1. AIM AND METHOD
As has been pointed out in the Introduction, the economic aim of every kind of socialism is to abolish unearned income, so-called surplus-value, sometimes termed rent and interest. To attain this end, nationalisation or socialisation of production with all its consequences is usually declared to be indispensable.
This claim of the dispossessed is supported by Karl Marx’s scientific investigation into the nature of capital which attempts to prove that surplus-value is an inseparable concomitant of private enterprise and private ownership of the means of production.
The present writer proposes to demonstrate that this Marxian doctrine is based on untenable premises which we must abandon in order to arrive at the truth. My conclusions are to the effect that capital must not be looked upon as a material commodity, but as a condition of the market, determined solely by demand and supply. The French socialist Proudhon, the opponent of Marx, gave the workers the proof of this more than 50 years ago.

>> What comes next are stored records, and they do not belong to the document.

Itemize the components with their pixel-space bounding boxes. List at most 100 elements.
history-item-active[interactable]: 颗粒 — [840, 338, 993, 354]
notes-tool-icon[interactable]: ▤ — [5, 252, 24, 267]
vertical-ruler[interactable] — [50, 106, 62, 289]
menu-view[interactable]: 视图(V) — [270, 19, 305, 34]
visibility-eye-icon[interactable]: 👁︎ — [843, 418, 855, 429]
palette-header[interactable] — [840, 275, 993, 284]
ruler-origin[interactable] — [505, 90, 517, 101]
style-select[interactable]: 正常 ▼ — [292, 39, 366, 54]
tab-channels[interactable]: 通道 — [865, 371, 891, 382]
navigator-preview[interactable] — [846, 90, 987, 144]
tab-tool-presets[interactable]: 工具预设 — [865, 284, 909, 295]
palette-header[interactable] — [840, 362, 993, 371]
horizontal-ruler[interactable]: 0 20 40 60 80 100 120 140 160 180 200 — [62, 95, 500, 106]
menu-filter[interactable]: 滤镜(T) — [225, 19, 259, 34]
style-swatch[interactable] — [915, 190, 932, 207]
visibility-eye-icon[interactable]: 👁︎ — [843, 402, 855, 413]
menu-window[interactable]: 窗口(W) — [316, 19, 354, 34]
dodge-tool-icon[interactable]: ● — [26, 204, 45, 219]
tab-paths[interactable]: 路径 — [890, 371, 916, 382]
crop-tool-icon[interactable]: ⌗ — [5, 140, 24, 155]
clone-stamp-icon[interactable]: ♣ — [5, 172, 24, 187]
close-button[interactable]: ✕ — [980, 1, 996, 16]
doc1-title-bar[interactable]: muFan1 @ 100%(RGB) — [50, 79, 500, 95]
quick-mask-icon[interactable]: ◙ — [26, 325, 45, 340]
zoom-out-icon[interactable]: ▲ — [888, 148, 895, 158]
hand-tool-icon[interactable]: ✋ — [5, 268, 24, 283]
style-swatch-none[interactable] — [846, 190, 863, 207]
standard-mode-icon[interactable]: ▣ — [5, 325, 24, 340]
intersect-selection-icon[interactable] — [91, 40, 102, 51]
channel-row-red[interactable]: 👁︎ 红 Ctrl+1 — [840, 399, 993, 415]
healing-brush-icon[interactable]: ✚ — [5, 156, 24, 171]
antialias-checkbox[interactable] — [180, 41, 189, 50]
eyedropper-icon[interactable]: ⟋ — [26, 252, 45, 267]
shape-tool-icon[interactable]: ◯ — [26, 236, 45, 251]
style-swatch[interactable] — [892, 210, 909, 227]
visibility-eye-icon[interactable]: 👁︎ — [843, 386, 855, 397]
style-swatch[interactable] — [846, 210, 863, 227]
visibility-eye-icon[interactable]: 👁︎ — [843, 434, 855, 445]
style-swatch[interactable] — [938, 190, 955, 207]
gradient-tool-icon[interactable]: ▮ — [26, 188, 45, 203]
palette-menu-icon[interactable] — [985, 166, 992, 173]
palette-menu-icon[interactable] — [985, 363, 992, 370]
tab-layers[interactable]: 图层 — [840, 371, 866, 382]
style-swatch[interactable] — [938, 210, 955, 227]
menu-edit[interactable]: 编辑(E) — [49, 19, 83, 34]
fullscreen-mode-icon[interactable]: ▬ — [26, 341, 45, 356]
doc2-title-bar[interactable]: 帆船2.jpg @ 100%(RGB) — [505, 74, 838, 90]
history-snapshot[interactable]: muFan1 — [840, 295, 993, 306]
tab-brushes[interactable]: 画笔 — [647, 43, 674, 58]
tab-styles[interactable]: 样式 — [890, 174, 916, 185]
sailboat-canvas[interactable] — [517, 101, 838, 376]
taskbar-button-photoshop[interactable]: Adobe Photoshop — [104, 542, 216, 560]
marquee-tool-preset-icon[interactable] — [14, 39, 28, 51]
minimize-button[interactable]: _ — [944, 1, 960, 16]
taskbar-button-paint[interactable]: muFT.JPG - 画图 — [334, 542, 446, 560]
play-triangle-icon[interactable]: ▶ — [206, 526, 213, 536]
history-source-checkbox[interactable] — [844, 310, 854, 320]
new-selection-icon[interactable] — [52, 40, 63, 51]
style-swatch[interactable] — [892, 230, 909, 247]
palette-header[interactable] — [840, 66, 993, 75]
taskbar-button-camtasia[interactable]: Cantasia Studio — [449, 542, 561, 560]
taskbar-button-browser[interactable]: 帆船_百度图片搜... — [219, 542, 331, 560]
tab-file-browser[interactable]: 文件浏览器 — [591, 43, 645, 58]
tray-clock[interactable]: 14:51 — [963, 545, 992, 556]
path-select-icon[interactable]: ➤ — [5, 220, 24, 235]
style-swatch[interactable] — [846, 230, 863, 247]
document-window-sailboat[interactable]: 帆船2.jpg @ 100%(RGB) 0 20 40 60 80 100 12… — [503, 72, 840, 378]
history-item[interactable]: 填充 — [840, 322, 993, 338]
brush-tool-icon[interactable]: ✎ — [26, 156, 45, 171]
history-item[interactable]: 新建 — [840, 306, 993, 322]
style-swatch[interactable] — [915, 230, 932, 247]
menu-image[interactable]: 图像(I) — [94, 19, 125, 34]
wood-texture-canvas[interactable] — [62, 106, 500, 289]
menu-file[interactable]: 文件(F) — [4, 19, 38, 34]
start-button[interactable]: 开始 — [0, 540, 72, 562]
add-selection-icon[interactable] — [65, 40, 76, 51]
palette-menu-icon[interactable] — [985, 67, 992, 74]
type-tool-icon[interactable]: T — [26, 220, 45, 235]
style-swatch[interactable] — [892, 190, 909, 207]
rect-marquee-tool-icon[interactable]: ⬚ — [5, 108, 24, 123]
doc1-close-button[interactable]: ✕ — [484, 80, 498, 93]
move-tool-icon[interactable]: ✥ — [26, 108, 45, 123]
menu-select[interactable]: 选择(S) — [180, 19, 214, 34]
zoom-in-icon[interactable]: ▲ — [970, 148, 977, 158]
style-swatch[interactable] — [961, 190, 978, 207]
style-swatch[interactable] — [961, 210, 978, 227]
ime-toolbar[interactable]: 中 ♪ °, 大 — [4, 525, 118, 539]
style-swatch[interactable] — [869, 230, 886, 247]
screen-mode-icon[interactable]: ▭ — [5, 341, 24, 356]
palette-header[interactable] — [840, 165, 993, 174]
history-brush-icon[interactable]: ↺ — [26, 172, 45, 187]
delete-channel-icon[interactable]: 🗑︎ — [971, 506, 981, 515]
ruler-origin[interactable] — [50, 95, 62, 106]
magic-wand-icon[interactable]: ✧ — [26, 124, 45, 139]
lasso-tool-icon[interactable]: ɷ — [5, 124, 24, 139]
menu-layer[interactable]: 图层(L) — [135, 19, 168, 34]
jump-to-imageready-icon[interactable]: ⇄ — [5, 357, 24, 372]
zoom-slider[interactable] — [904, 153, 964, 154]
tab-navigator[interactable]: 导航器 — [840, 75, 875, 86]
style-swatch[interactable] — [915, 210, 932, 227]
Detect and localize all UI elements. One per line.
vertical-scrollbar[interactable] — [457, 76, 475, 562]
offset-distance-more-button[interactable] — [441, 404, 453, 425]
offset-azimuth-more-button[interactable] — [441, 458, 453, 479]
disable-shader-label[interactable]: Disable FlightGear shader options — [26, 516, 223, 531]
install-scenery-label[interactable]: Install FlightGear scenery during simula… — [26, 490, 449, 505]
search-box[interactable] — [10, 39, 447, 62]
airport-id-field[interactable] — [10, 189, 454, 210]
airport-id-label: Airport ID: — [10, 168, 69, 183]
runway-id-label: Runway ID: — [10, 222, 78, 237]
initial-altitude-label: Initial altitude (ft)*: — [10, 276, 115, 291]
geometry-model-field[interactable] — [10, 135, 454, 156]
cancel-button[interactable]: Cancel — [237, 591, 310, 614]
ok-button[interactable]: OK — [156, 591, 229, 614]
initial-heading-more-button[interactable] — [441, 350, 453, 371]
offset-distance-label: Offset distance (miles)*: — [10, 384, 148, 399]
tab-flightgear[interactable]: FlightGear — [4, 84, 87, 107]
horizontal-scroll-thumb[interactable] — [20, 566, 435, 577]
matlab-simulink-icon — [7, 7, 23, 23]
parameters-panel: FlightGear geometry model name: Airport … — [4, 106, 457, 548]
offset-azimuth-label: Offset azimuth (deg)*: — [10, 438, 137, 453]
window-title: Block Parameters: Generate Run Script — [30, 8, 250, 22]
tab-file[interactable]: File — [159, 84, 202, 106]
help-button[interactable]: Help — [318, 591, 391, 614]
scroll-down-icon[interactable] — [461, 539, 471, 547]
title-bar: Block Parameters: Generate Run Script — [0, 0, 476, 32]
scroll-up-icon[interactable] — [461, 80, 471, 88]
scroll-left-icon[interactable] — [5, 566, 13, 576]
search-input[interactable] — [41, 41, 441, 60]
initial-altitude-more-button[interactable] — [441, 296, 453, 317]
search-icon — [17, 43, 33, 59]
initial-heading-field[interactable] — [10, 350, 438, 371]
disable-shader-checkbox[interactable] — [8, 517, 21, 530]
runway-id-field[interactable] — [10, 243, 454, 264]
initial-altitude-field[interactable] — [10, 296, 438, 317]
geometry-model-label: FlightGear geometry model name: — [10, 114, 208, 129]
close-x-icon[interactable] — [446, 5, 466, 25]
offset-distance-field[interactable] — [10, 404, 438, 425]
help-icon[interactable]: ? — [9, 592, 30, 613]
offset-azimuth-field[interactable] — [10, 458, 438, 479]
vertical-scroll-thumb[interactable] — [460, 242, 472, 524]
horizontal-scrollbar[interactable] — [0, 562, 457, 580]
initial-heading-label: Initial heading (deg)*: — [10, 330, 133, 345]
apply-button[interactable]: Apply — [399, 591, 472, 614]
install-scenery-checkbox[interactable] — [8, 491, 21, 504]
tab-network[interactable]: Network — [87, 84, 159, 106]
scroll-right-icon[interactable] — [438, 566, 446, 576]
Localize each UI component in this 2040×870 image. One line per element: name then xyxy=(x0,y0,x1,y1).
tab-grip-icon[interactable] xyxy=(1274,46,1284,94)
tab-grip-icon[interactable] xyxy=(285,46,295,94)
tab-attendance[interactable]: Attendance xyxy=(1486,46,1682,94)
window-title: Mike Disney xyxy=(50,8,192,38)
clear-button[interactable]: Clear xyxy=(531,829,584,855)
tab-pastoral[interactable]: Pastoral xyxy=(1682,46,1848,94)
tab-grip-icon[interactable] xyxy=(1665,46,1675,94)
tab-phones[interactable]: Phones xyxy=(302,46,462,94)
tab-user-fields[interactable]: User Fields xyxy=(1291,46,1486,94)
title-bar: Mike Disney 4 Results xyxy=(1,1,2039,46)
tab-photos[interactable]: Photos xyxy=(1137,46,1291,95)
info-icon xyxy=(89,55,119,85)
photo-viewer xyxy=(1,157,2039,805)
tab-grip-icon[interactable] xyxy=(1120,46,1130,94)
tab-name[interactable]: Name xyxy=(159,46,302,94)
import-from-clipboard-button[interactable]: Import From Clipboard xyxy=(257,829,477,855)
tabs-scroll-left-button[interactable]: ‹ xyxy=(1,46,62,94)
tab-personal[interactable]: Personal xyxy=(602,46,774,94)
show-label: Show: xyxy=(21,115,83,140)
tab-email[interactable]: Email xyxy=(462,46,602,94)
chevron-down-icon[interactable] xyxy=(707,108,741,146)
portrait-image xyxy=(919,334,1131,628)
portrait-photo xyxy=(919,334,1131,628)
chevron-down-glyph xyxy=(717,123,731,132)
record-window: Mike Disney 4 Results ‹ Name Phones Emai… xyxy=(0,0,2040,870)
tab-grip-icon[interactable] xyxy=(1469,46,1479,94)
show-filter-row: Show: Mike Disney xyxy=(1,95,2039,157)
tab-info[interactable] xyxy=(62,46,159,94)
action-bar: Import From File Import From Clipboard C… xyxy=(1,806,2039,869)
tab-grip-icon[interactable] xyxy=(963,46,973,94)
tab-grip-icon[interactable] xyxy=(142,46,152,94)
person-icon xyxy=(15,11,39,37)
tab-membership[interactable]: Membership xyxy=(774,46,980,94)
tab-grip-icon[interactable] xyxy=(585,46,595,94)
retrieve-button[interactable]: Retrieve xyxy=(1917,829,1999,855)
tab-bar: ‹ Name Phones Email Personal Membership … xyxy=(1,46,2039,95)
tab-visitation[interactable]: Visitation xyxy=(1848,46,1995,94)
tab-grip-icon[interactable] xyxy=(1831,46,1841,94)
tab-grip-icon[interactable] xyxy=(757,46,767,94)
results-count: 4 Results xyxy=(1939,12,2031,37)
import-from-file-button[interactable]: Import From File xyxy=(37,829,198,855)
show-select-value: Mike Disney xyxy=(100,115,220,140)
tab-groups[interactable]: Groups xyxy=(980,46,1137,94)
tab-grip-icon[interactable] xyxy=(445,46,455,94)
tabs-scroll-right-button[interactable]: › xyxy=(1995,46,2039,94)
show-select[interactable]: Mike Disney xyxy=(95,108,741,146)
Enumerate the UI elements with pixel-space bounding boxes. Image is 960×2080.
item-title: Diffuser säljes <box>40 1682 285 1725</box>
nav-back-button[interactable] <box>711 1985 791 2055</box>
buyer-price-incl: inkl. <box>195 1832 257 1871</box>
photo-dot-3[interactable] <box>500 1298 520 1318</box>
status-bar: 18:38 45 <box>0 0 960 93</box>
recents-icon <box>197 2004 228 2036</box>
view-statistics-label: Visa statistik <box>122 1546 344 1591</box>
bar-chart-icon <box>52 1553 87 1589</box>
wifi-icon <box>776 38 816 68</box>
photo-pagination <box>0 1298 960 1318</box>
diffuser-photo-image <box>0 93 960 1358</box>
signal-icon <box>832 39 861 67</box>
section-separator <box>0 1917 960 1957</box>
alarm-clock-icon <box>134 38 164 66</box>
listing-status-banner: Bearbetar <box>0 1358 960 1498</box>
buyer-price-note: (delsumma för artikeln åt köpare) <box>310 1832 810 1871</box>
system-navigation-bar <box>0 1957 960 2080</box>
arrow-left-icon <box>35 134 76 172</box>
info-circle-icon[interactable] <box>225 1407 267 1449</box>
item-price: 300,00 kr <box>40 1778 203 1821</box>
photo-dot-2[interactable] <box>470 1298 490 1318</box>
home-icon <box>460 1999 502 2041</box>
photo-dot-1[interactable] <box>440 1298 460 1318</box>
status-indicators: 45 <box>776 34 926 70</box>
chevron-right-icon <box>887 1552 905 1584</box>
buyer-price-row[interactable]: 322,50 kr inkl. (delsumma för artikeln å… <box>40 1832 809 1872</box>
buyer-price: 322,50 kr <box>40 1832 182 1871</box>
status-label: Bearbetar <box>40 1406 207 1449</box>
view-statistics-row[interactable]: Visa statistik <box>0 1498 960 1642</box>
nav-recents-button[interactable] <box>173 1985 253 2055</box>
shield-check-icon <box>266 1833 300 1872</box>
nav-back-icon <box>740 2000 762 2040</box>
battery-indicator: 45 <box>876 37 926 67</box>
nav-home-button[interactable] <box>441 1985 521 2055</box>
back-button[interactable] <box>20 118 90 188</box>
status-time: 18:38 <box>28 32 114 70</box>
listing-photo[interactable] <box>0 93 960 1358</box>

Guided by this corrected theory of capital we shall learn that the removal of certain artificial obstacles due to private ownership of land and our irrational monetary system, will enable our present economic order to realise fully its fundamentally sound principle. The removal of these obstacles will allow the workers by their own labour and in a short time (ten to twenty years) so to alter the market conditions for capital that surplus-value will disappear completely and the means of production will lose their capitalistic character. Private ownership of the means of production will then present no advantage beyond that which the owner of a savings-box derives from its possession: the savings-box does not yield him surplus-value or interest, but he can gradually use up its contents.
The savings or other money then invested in means of production (house, ship, factory) will be returned to the owners in the shape of sums annually written off their value in proportion to their natural wear and tear or consumption. Simply by means of untrammelled hard work fructified by the powerful modern instruments of production, the great admired and dreaded tyrant capital will be reduced to the harmless role of a child's porcelain savings-box. The savings-box yields no surplus-value, and to get at the contents its owner must break it.
The first and second parts of this book, dealing with land, show how agriculture and the building and mining industries can be carried on without surplus-value, yet without communism. The later parts of the book, dealing with the new theory of capital, show how, without nationalising the remaining means of production, we can entirely eliminate surplus-value from our economic order and establish the right to the whole proceeds of labour.